The purpose of the two-sample t-test is to compare the means of two groups and determine whether any difference exists between the two.
Here, we evaluate the difference between two schools following two different teaching methods, using their assessment scores. The null and alternative hypotheses are:
N0 = the means for the two populations are equal.
NA = The means of the two populations are not equal.
| Method A | Method B |
| 60.12 | 70.62 |
| 65.7 | 73.7 |
| 70.1 | 82.1 |
| 62.14 | 72.14 |
| 71.8 | 77.1 |
| 62.1 | 63.1 |
| 64.9 | 80.4 |
| 64.8 | 61.3 |
| 59.1 | 60.1 |
| 65.9 | 75.8 |
| 66.8 | 78.5 |
| 61.5 | 69.9 |
| 58.2 | 70 |
| 61.8 | 82.1 |
| 65.9 | 79.1 |
As done before, we plot the data first; we use a box plot.
2-Sample t-test
The R code for the 2-sample t-test is the same (“t.test”) as before, but you need to input both sets of data in it.
AB_data <- data.frame(Method.A = c(60.12, 65.7, 70.1, 62.14, 71.8, 62.1, 64.9, 64.8, 59.1, 65.9, 66.8, 61.5, 58.2, 61.8, 65.9), Method.B = c(70.62, 73.7, 82.1, 72.14, 77.1, 63.1, 80.4, 61.3, 60.1, 75.8, 78.5, 69.9, 70, 82.1, 79.1))
t.test(AB_data$Method.A, AB_data$Method.B, var.equal = TRUE) Two Sample t-test
data: AB_data$Method.A and AB_data$Method.B
t = -4.2402, df = 28, p-value = 0.00022
alternative hypothesis: true difference in means is not equal to 0
95 percent confidence interval:
-13.357755 -4.655578
sample estimates:
mean of x mean of y
64.05733 73.06400 Before jumping to the answers, you may have noticed that I have used var.equal = TRUE here. In other words, I have assumed the variances of each group to be equal; well, more or less similar! Depending on the variances, there are two methods: the standard method is used when the variances are similar. When they are different, we need to use the Welch t-test. Let’s check the standard deviations of the groups. They are 3.86 and 7.27.
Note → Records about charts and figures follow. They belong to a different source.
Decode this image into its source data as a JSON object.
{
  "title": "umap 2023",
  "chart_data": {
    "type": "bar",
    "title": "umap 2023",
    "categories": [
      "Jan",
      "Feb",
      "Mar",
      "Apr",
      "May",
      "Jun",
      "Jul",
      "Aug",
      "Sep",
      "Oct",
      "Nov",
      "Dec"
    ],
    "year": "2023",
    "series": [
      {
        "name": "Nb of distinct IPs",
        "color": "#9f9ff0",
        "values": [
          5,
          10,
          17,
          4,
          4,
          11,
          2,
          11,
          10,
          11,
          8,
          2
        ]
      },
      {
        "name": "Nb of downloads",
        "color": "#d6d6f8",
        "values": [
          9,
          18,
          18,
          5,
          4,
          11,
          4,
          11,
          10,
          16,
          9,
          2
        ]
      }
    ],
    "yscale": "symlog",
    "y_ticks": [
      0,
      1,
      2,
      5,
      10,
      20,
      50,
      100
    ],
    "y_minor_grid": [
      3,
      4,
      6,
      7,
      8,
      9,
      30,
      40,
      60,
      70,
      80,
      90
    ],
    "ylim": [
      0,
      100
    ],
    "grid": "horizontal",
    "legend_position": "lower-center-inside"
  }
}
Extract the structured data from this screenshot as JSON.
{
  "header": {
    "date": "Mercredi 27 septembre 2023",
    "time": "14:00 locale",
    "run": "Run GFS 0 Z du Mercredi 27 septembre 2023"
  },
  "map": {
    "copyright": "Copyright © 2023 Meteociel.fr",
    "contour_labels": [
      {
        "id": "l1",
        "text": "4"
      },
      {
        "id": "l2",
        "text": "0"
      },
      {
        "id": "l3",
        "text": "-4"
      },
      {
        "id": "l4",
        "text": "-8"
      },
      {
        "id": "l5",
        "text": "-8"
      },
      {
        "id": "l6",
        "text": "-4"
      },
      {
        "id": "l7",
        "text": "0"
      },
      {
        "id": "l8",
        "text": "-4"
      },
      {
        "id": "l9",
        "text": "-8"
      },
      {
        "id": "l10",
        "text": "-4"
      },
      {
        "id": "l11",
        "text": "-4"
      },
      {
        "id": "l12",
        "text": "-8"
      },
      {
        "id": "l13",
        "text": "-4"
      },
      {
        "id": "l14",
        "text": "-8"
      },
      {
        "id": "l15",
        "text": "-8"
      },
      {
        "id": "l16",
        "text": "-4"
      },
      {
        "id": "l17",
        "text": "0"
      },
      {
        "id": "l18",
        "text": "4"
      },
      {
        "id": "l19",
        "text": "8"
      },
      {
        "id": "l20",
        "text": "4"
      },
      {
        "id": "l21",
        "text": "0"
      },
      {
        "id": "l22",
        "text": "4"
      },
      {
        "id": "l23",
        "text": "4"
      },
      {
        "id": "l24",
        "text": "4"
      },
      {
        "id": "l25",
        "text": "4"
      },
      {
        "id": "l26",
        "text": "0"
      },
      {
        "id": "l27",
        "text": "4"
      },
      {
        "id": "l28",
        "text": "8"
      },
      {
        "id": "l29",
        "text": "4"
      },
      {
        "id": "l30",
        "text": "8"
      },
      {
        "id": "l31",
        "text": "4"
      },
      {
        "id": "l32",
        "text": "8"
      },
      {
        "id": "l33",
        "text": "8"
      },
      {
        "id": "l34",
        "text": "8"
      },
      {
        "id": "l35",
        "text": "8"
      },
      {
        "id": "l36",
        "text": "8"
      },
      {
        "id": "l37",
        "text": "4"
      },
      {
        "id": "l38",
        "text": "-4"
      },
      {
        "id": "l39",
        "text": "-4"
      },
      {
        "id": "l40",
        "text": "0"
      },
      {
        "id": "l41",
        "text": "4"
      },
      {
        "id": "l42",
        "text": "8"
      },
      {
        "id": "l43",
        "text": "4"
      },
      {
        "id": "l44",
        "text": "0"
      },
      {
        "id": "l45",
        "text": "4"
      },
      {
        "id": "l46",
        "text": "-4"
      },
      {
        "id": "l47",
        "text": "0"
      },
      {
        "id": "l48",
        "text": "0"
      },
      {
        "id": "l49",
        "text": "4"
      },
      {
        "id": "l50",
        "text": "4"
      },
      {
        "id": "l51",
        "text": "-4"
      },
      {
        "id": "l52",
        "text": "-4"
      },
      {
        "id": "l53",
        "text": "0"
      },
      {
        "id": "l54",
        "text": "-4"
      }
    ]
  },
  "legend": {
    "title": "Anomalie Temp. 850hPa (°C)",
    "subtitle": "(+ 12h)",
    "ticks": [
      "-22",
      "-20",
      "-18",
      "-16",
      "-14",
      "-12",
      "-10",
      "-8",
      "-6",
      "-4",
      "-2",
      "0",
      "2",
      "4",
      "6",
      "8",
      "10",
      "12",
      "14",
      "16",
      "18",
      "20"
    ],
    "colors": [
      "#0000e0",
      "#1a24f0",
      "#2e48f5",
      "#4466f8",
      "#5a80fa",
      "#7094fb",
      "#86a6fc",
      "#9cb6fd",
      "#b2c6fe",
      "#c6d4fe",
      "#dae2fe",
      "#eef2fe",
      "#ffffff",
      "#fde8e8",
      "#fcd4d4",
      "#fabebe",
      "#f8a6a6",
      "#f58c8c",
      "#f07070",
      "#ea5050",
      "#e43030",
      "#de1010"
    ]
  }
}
We’ll make no assumptions here, and I repeat the calculations using var.equal = FALSE. Here are the results.
t.test(AB_data$Method.A, AB_data$Method.B, var.equal = FALSE)
Welch Two Sample t-test
data: AB_data$Method.A and AB_data$Method.B
t = -4.2402, df = 21.308, p-value = 0.0003561
alternative hypothesis: true difference in means is not equal to 0
95 percent confidence interval:
-13.42015 -4.59318
sample estimates:
mean of x mean of y
64.05733 73.06400 Similar answers suggest that variances are, indeed, close to each other.
Interpreting results
We will start with the p-value now. p = 0.0003561, which is less than the standard significance level of 0.05. Therefore, we can reject the null hypothesis. i.e., the sample data suggest that the population means are different.
The 90% confidence interval [-13.4, -4.6] escapes zero, which is no more a surprise and reinforces the fact that the null hypothesis, zero difference between the means, is not valid here. The negative sign on the difference only means that the mean of method A is lower than method B.